The displayers of the Stars and Stripes correctly argued that they were implementing a service that the university had failed to fulfill. Namely, the display of the American colors. The flagpole at the front gate waves flies the colors, alongside the Brandeis banner; and that proud pennant is also prominently hung in Gosman gym. Otherwise, the U.S. standard is scarce on campus. When flags of the world are displayed in Shapiro Campus Center, at Pachanga, Culture X, and elsewhere, that of the United States is often conspicuously absent.
The Student Senate, on the evening of January 20, considered resolution SR 1-S08, otherwise known as the “Resolution in Support of Patriotic Displays.” This resolution acknowledged that the Ziv 130 flag was unauthorized, but expressed general support for displaying the flag and other patriotic symbols. With the resolution, its sponsor, Ziv Quad senator Justin Sulsky ’09, submitted a separate suggestion that the Senate consider the purchase of a flagpole and flag, to be exhibited at an alternate location.
With the minor rules issue thus addressed, a much uglier objection emerged; and not from administrators, but from our own student representatives. According to multiple Union officials East Quad senator Tamar Ariel ’10, harangued at length against the American colors, alleging that they could be “offensive” to some, especially international students. In reply, a pro-resolution senator, former Union presidential candidate Andrew Brooks ’09, quipped that international students had, after all, chosen to study in this nation rather than in Saudi Arabia.
Among the last speakers was Class of 2009 Senator Yuki Hasegawa; an international student whose homeland, as it happens, was one of the Axis aggressors of the Second World War. Union sources report that his voice welled with emotion as he asserted that he could not express any pride or allegiance to the flag of the nation that, sixty years before, had bombed his own country.
It is surprising, in this writer’s opinion, that he did not express any concern with the morality of his own people in their conquest and enslavement of half of Asia. Nor did he address their sneak attack upon the American homeland that, in the words of Admiral Isoroku Yamamoto, “awoke a sleeping giant” and earned the retaliation to which he objected so passionately.

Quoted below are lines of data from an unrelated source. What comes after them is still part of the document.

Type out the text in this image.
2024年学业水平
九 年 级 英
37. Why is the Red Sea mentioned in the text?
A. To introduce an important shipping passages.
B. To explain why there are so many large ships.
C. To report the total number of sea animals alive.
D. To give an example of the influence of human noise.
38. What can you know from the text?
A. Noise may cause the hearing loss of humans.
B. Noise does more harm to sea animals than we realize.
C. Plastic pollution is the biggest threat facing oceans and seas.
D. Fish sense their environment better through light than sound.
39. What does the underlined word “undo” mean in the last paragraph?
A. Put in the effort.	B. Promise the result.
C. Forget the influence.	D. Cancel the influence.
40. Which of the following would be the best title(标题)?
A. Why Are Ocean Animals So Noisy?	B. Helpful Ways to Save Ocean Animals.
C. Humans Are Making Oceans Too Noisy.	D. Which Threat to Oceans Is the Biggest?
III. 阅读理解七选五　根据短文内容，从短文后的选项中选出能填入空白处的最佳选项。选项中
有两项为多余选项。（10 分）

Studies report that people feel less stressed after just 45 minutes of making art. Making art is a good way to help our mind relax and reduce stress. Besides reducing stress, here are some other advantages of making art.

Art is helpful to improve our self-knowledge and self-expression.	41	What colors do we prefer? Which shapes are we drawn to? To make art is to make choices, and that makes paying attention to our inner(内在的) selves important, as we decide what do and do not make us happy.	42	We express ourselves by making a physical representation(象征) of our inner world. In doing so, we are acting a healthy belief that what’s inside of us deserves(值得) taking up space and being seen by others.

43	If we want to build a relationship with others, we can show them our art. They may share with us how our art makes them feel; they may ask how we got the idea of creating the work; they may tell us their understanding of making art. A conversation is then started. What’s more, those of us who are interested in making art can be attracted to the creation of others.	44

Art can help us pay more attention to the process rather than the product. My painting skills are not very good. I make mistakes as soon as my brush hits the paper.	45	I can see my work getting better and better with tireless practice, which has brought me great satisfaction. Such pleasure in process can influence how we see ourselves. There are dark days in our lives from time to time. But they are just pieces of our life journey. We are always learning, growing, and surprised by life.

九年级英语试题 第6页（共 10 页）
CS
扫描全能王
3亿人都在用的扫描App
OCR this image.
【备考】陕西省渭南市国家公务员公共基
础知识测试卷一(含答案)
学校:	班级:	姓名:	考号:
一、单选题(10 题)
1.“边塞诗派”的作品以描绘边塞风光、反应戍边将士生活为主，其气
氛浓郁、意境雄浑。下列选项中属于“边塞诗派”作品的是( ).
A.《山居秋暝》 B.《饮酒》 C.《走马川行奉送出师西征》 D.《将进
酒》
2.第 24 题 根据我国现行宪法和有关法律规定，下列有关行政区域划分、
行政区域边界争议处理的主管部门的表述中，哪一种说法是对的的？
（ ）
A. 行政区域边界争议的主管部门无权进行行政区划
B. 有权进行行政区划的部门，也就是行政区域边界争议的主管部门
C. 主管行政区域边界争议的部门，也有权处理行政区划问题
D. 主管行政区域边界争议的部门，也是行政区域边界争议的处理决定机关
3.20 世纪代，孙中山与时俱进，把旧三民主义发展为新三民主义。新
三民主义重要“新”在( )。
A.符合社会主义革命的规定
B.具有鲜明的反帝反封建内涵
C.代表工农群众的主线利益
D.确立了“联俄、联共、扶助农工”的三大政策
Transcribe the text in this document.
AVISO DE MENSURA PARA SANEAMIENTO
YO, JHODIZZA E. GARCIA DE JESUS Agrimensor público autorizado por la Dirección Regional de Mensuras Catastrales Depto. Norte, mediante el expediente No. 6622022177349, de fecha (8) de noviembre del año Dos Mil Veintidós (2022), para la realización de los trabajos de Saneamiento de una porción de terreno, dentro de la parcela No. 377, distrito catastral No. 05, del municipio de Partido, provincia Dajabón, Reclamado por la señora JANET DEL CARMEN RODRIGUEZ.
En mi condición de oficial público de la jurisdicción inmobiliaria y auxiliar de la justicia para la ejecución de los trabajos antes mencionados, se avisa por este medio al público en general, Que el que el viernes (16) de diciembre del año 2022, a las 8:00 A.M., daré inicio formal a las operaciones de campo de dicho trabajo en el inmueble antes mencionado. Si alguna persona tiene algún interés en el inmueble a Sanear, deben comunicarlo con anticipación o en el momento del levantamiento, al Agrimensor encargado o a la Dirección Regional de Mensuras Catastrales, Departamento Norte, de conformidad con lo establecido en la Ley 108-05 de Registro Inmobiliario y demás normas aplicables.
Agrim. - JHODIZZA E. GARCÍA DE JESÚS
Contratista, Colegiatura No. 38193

At the last the resolution garnered only Brooks’ and Sulsky’s two positive votes. Two abstained, including Class of 2008 Senator Asher Tanenbaum, who suggested that he supported the general idea, but objected to unspecified language in the document. The rest of the chamber was unanimous in its opposition.
So Brandeis remains a campus that includes, among the ensigns it displays, the emblems of a Zimbabwe being starved by its government and a Sudan which is in the midst of perpetrating a genocide. These United States of America which Abraham Lincoln once termed “the last, best hope of Earth” are considered too offensive to join this apparently superior (or at least comfortably distant) company, in the eyes of our elected student representation.
Do we at Brandeis feel shame to belong to the nation that defeated the Southern slaveocracy, the Kaiser, the Nazi holocaust, militarist Japan, and the Soviet empire? Is it so scandalous to express support for this realm without whose staunch support democracies like Israel, South Korea, and Taiwan would even today face annihilation?
For those of us who are American, your grandparents called this place a “Blessed Land”, a “Golden Country”. For those of us who are visitors from abroad; the odds are that your birthplace owes its freedom and sovereignty to ours. And for those of us who are Jewish – without this country, you would be dead.